[As the horrifying death toll continues to fise to many thousands, amid the collapse of much of the home, business, and cultural structures in Nepal — the result of milleniums of colonial domination, oppression, and plunder — the enormous need for international rescue and reconstruction is a plaintive appeal to the good intentions of people everywhere. But the aid will come with many conditions by the powers who bear gifts. It is instructive to study the experience of the “aid” and “recovery” of Haiti from the devastating earthquake of 2010. The US turned Haitian earthquake aid into neo-colonial, militarized occupation. The struggles of people to control their own recovery has been an ongoing fight in Haiti, and now in Nepal. The following except from a chapter in the important new book Good Intentions: Norms and Practices of Humanitarian Imperialism makes this Haitian experience hauntingly present in the streets of Kathmandu today. — Frontlines ed.]

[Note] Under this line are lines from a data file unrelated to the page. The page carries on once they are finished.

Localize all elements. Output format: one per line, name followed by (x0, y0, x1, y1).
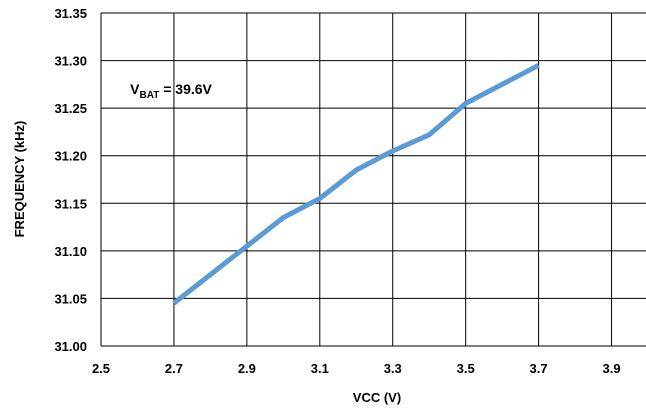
x-tick-label: 2.7 (165, 361, 183, 376)
x-tick-label: 3.3 (384, 361, 402, 376)
y-tick-label: 31.30 (54, 54, 87, 69)
y-tick-label: 31.00 (54, 339, 87, 354)
x-tick-label: 3.7 (530, 361, 548, 376)
y-tick-label: 31.20 (54, 149, 87, 164)
x-tick-label: 3.5 (457, 361, 475, 376)
y-tick-label: 31.05 (54, 291, 87, 306)
x-tick-labels: 2.5 2.7 2.9 3.1 3.3 3.5 3.7 3.9 (92, 361, 621, 376)
vbat-annotation: VBAT = 39.6V (130, 81, 212, 101)
x-tick-label: 2.9 (238, 361, 256, 376)
y-axis-title: FREQUENCY (kHz) (12, 121, 27, 238)
x-tick-label: 3.1 (311, 361, 329, 376)
series-layer (172, 63, 540, 306)
y-tick-label: 31.25 (54, 101, 87, 116)
y-tick-labels: 31.00 31.05 31.10 31.15 31.20 31.25 31.30 31.35 (54, 6, 87, 354)
grid (100, 12, 646, 347)
y-tick-label: 31.35 (54, 6, 87, 21)
y-tick-label: 31.15 (54, 196, 87, 211)
x-tick-label: 2.5 (92, 361, 110, 376)
x-axis-title: VCC (V) (353, 390, 401, 405)
series-line (172, 63, 540, 306)
x-tick-label: 3.9 (602, 361, 620, 376)
y-tick-label: 31.10 (54, 244, 87, 259)
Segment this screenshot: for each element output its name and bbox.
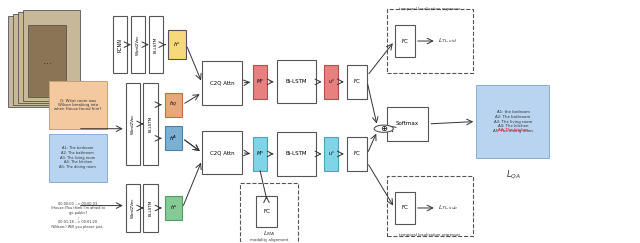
Text: Bi-LSTM: Bi-LSTM bbox=[154, 36, 157, 53]
Text: Word2Vec: Word2Vec bbox=[136, 34, 140, 55]
Text: $L_{MA}$: $L_{MA}$ bbox=[263, 229, 275, 238]
Text: FC: FC bbox=[263, 209, 270, 214]
Text: Word2Vec: Word2Vec bbox=[131, 114, 134, 134]
FancyBboxPatch shape bbox=[347, 137, 367, 171]
FancyBboxPatch shape bbox=[324, 65, 339, 99]
FancyBboxPatch shape bbox=[202, 131, 242, 174]
FancyBboxPatch shape bbox=[125, 83, 140, 165]
Text: $\oplus$: $\oplus$ bbox=[380, 124, 388, 133]
Text: modality alignment: modality alignment bbox=[250, 238, 288, 242]
Text: 00:00:00 --> 00:00:03
(House:)You think I'm afraid to
go public?
⋮
00:01:18 --> : 00:00:00 --> 00:00:03 (House:)You think … bbox=[51, 202, 105, 229]
FancyBboxPatch shape bbox=[202, 61, 242, 105]
FancyBboxPatch shape bbox=[253, 65, 267, 99]
Text: $h^A$: $h^A$ bbox=[170, 134, 177, 143]
Text: FC: FC bbox=[353, 79, 360, 84]
FancyBboxPatch shape bbox=[164, 93, 182, 117]
FancyBboxPatch shape bbox=[164, 126, 182, 150]
Circle shape bbox=[374, 125, 394, 132]
Text: C2Q Attn: C2Q Attn bbox=[209, 81, 234, 86]
Text: Bi-LSTM: Bi-LSTM bbox=[285, 151, 307, 156]
FancyBboxPatch shape bbox=[168, 30, 186, 59]
FancyBboxPatch shape bbox=[143, 184, 157, 232]
FancyBboxPatch shape bbox=[143, 83, 157, 165]
Text: temporal localization regressor: temporal localization regressor bbox=[399, 233, 460, 237]
FancyBboxPatch shape bbox=[13, 14, 70, 105]
Text: Bi-LSTM: Bi-LSTM bbox=[148, 116, 152, 132]
FancyBboxPatch shape bbox=[148, 16, 163, 73]
Text: Q: What room was
Wilson breaking into
when House found him?: Q: What room was Wilson breaking into wh… bbox=[54, 98, 102, 111]
FancyBboxPatch shape bbox=[8, 16, 65, 107]
Text: $u^v$: $u^v$ bbox=[328, 78, 335, 86]
Text: Bi-LSTM: Bi-LSTM bbox=[285, 79, 307, 84]
FancyBboxPatch shape bbox=[113, 16, 127, 73]
FancyBboxPatch shape bbox=[49, 81, 106, 129]
Text: Word2Vec: Word2Vec bbox=[131, 198, 134, 218]
Text: FC: FC bbox=[401, 206, 408, 210]
FancyBboxPatch shape bbox=[476, 86, 549, 157]
Text: $h^v$: $h^v$ bbox=[173, 41, 181, 49]
FancyBboxPatch shape bbox=[28, 26, 67, 97]
Bar bbox=[387, 175, 473, 236]
Bar bbox=[387, 9, 473, 73]
FancyBboxPatch shape bbox=[23, 10, 81, 101]
Text: A1: The bedroom
A2: The bathroom
A3: The living room
A4: The kitchen
A5: The din: A1: The bedroom A2: The bathroom A3: The… bbox=[60, 146, 96, 169]
Text: temporal localization regressor: temporal localization regressor bbox=[399, 7, 460, 11]
Text: $h_Q$: $h_Q$ bbox=[169, 100, 178, 109]
Bar bbox=[241, 183, 298, 242]
Text: Softmax: Softmax bbox=[396, 122, 419, 126]
Text: A4: The kitchen: A4: The kitchen bbox=[498, 128, 529, 132]
FancyBboxPatch shape bbox=[256, 196, 276, 227]
FancyBboxPatch shape bbox=[18, 12, 76, 103]
Text: $u^s$: $u^s$ bbox=[328, 150, 335, 158]
FancyBboxPatch shape bbox=[131, 16, 145, 73]
Text: C2Q Attn: C2Q Attn bbox=[209, 150, 234, 155]
FancyBboxPatch shape bbox=[125, 184, 140, 232]
Text: $L_{QA}$: $L_{QA}$ bbox=[506, 168, 520, 181]
Text: A1: the bedroom
A2: The bathroom
A3: The living room
A4: The kitchen
A5: The din: A1: the bedroom A2: The bathroom A3: The… bbox=[493, 110, 533, 133]
Text: $M^s$: $M^s$ bbox=[256, 150, 264, 158]
Text: $L_{TL,vid}$: $L_{TL,vid}$ bbox=[438, 37, 458, 45]
Text: $L_{TL,sub}$: $L_{TL,sub}$ bbox=[438, 204, 458, 212]
Text: $M^v$: $M^v$ bbox=[256, 78, 264, 86]
Text: Bi-LSTM: Bi-LSTM bbox=[148, 200, 152, 216]
Text: ...: ... bbox=[43, 56, 52, 66]
FancyBboxPatch shape bbox=[394, 192, 415, 224]
Text: FC: FC bbox=[353, 151, 360, 156]
FancyBboxPatch shape bbox=[276, 132, 316, 175]
FancyBboxPatch shape bbox=[49, 133, 106, 182]
Text: $h^s$: $h^s$ bbox=[170, 204, 177, 212]
FancyBboxPatch shape bbox=[324, 137, 339, 171]
FancyBboxPatch shape bbox=[276, 60, 316, 104]
FancyBboxPatch shape bbox=[394, 26, 415, 57]
Text: RCNN: RCNN bbox=[117, 38, 122, 52]
FancyBboxPatch shape bbox=[387, 107, 428, 141]
FancyBboxPatch shape bbox=[164, 196, 182, 220]
FancyBboxPatch shape bbox=[347, 65, 367, 99]
Text: FC: FC bbox=[401, 39, 408, 43]
FancyBboxPatch shape bbox=[253, 137, 267, 171]
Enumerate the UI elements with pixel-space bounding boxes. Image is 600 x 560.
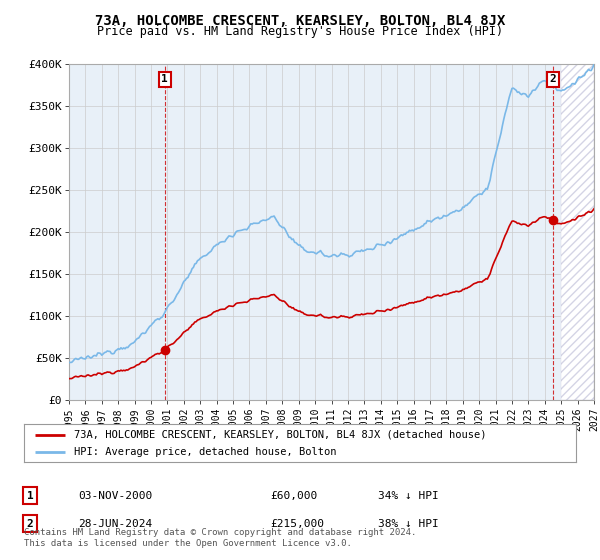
Text: £215,000: £215,000 (270, 519, 324, 529)
Text: 28-JUN-2024: 28-JUN-2024 (78, 519, 152, 529)
Text: 1: 1 (161, 74, 168, 85)
Text: £60,000: £60,000 (270, 491, 317, 501)
Text: Contains HM Land Registry data © Crown copyright and database right 2024.
This d: Contains HM Land Registry data © Crown c… (24, 528, 416, 548)
Text: 73A, HOLCOMBE CRESCENT, KEARSLEY, BOLTON, BL4 8JX (detached house): 73A, HOLCOMBE CRESCENT, KEARSLEY, BOLTON… (74, 430, 486, 440)
Text: 1: 1 (26, 491, 34, 501)
Text: HPI: Average price, detached house, Bolton: HPI: Average price, detached house, Bolt… (74, 447, 336, 458)
Text: 73A, HOLCOMBE CRESCENT, KEARSLEY, BOLTON, BL4 8JX: 73A, HOLCOMBE CRESCENT, KEARSLEY, BOLTON… (95, 14, 505, 28)
Text: 2: 2 (26, 519, 34, 529)
Text: Price paid vs. HM Land Registry's House Price Index (HPI): Price paid vs. HM Land Registry's House … (97, 25, 503, 38)
Text: 03-NOV-2000: 03-NOV-2000 (78, 491, 152, 501)
Text: 34% ↓ HPI: 34% ↓ HPI (378, 491, 439, 501)
Text: 38% ↓ HPI: 38% ↓ HPI (378, 519, 439, 529)
Text: 2: 2 (550, 74, 556, 85)
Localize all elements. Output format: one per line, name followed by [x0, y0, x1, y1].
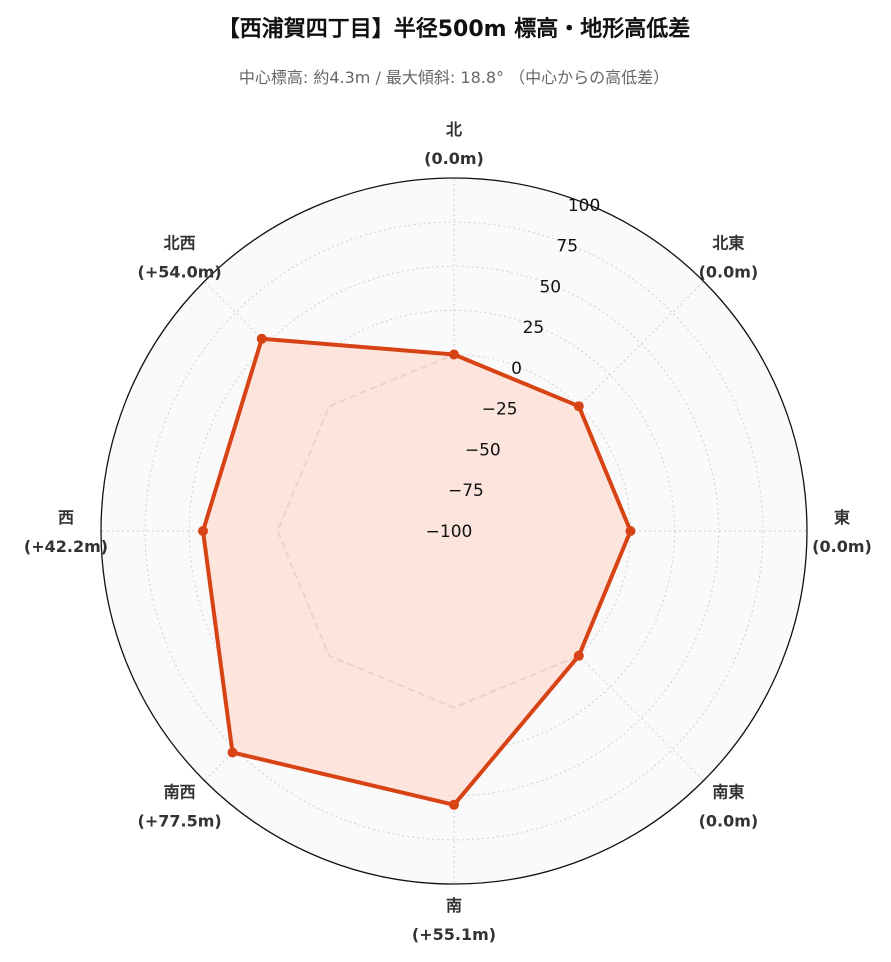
- data-point-4: [449, 799, 459, 810]
- direction-label-6: 西 (+42.2m): [24, 508, 108, 556]
- direction-value: (+77.5m): [138, 811, 222, 830]
- chart-subtitle: 中心標高: 約4.3m / 最大傾斜: 18.8° （中心からの高低差）: [239, 68, 669, 87]
- radial-tick-label-2: −50: [465, 441, 501, 461]
- radial-tick-label-7: 75: [556, 237, 578, 257]
- radial-tick-label-1: −75: [448, 481, 484, 501]
- direction-value: (0.0m): [699, 811, 759, 830]
- direction-name: 東: [834, 508, 850, 527]
- polar-outer-border: [100, 177, 808, 885]
- radial-tick-label-4: 0: [511, 359, 522, 379]
- direction-value: (0.0m): [699, 263, 759, 282]
- radial-gridline-7: [144, 221, 764, 841]
- direction-label-1: 北東 (0.0m): [699, 234, 759, 282]
- direction-name: 北: [446, 120, 462, 139]
- data-point-0: [449, 349, 459, 360]
- direction-label-4: 南 (+55.1m): [412, 896, 496, 944]
- data-point-5: [227, 747, 238, 758]
- radial-tick-label-8: 100: [568, 196, 600, 216]
- direction-label-0: 北 (0.0m): [424, 120, 484, 168]
- direction-value: (+42.2m): [24, 537, 108, 556]
- direction-value: (+54.0m): [138, 263, 222, 282]
- direction-value: (0.0m): [812, 537, 872, 556]
- direction-label-7: 北西 (+54.0m): [138, 234, 222, 282]
- radial-tick-label-3: −25: [482, 400, 518, 420]
- data-point-1: [573, 401, 584, 412]
- direction-label-5: 南西 (+77.5m): [138, 782, 222, 830]
- data-point-6: [198, 526, 208, 536]
- polar-plot-area: −100 −75 −50 −25 0 25 50 75 100 北 (0.0m) 北東 (0.0m) 東 (…: [24, 120, 872, 944]
- chart-title: 【西浦賀四丁目】半径500m 標高・地形高低差: [218, 16, 691, 42]
- radial-tick-label-6: 50: [539, 277, 561, 297]
- direction-value: (+55.1m): [412, 925, 496, 944]
- direction-name: 西: [58, 508, 74, 527]
- data-point-7: [256, 333, 267, 344]
- radial-tick-label-0: −100: [426, 522, 473, 542]
- direction-name: 北西: [164, 234, 196, 253]
- direction-value: (0.0m): [424, 149, 484, 168]
- radial-tick-label-5: 25: [523, 318, 545, 338]
- direction-label-2: 東 (0.0m): [812, 508, 872, 556]
- direction-label-3: 南東 (0.0m): [699, 782, 759, 830]
- data-point-2: [625, 526, 636, 536]
- direction-name: 南西: [164, 782, 196, 801]
- direction-name: 北東: [712, 234, 744, 253]
- direction-name: 南: [446, 896, 462, 915]
- series-area-fill: [203, 338, 631, 805]
- data-point-3: [573, 650, 584, 661]
- direction-name: 南東: [712, 782, 744, 801]
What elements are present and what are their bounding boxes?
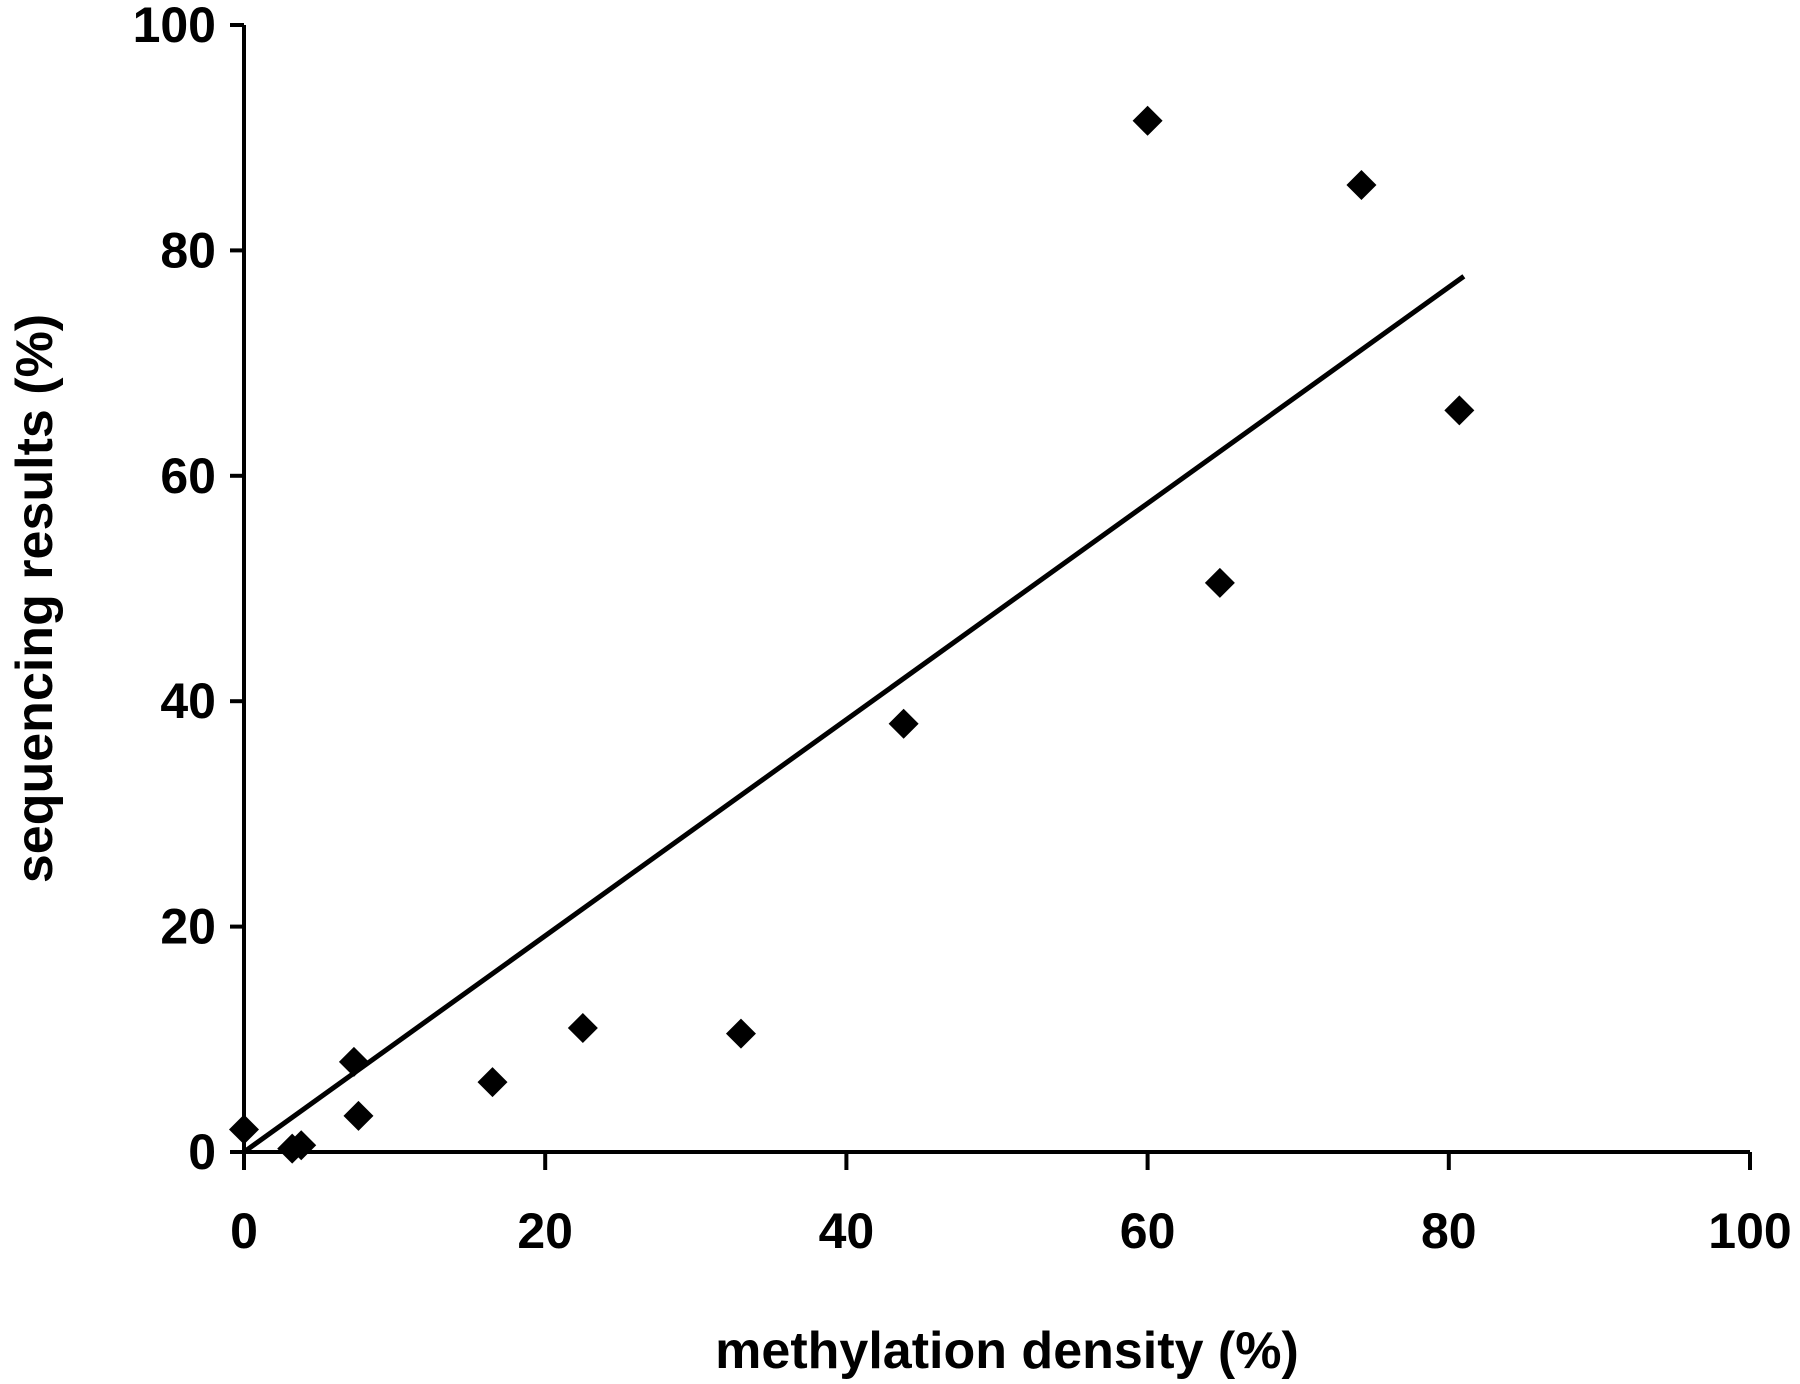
data-point	[477, 1067, 508, 1098]
y-tick-label: 80	[160, 222, 216, 278]
x-tick-label: 80	[1421, 1203, 1477, 1259]
data-point	[338, 1046, 369, 1077]
data-point	[888, 708, 919, 739]
data-point	[725, 1018, 756, 1049]
data-point	[1346, 170, 1377, 201]
data-point	[567, 1013, 598, 1044]
tick-labels: 0 20 40 60 80 100 0 20 40 60 80 100	[133, 0, 1792, 1259]
axis-ticks	[230, 23, 1752, 1170]
data-point	[1204, 567, 1235, 598]
axes	[242, 25, 1750, 1154]
x-tick-label: 100	[1708, 1203, 1791, 1259]
data-points	[229, 105, 1475, 1164]
data-point	[286, 1130, 317, 1161]
trend-line	[242, 274, 1466, 1155]
x-tick-label: 20	[517, 1203, 573, 1259]
data-point	[229, 1114, 259, 1145]
y-tick-label: 0	[188, 1124, 216, 1180]
data-point	[1132, 105, 1163, 136]
y-tick-label: 100	[133, 0, 216, 53]
trend-line-layer	[242, 274, 1466, 1155]
x-axis-title: methylation density (%)	[715, 1322, 1299, 1380]
y-tick-label: 40	[160, 673, 216, 729]
y-tick-label: 20	[160, 899, 216, 955]
y-tick-label: 60	[160, 448, 216, 504]
x-tick-label: 60	[1120, 1203, 1176, 1259]
x-tick-label: 0	[230, 1203, 258, 1259]
data-point	[343, 1100, 374, 1131]
data-point	[1444, 395, 1475, 426]
x-tick-label: 40	[819, 1203, 875, 1259]
y-axis-title: sequencing results (%)	[6, 314, 64, 883]
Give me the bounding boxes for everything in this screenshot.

US Imperialism and Disaster Capitalism in Haiti
Keir Forgie, from Maximilian Forte’s new book: Good Intentions: Norms and Practices of Humanitarian Imperialism
At 4:53 PM, on Monday, January 12, 2010, a 7.0 magnitude earthquake shocked Port-au-Prince, Haiti. It was the most devastating earthquake the country had experienced in over 200 years, with estimated infrastructure damage between $8 and $14 billion (Donlon, 2012, p. vii; Farmer, 2011, p. 54). This is particularly astounding considering that Haiti is recognized as the poorest country in the Western Hemisphere, with 70% of individuals surviving on less than $2 US per day (Farmer, 2011, p. 60). The quake’s epicentre was located 15 miles southwest of Port-au-Prince, which is the most heavily populated area in all of Haiti (Donlon, 2012, p. vii). Approximately three million Haitians, one third of the country’s population, live in Port-au-Prince and every single individual was affected by the disaster: the Haitian government reported 230,000 deaths, 300,600 injured persons, and between 1.2 to 2 million displaced people (Donlon, 2012, p. vii). The country presented a “blank slate,” with all manner of political, economic, and social services in absolute ruin—an ideal circumstance to exercise the arms of the new (US) imperialism: notably, NGOs, the UN Stabilization Mission in Haiti (MINUSTAH), the militarization of humanitarian aid, and disaster capitalism.
US hegemonic globalization is the current world order—it is the new imperialism. The breadth of US influence across the globe in terms of politics, economics, and military are unparalleled across history, affording the nation the means to orchestrate geopolitics in its favor through coercion, masked by rhetorical altruism (Moselle, 2008, pp. 1, 8). However, the US is currently challenged by a state of economic decline and shifting international relations. In an effort to maintain its dominant position, the US must implement a number of novel strategies. As such, the “new imperialism” is distinguished by certain contemporary characteristics: notably, war in the pursuit of dwindling natural resources, the militarization of the social sciences, war corporatism, the romanticization of imperialism, and as a central focus to this paper, the framing of military interventions as “humanitarian,” legitimized through rhetoric of freedom, democracy, and the right to intervene. In truth, the militarization of humanitarian aid serves to facilitate the imposition of neoliberal economic policies through the exploitation of weakened states—a
strategy known as “disaster capitalism”.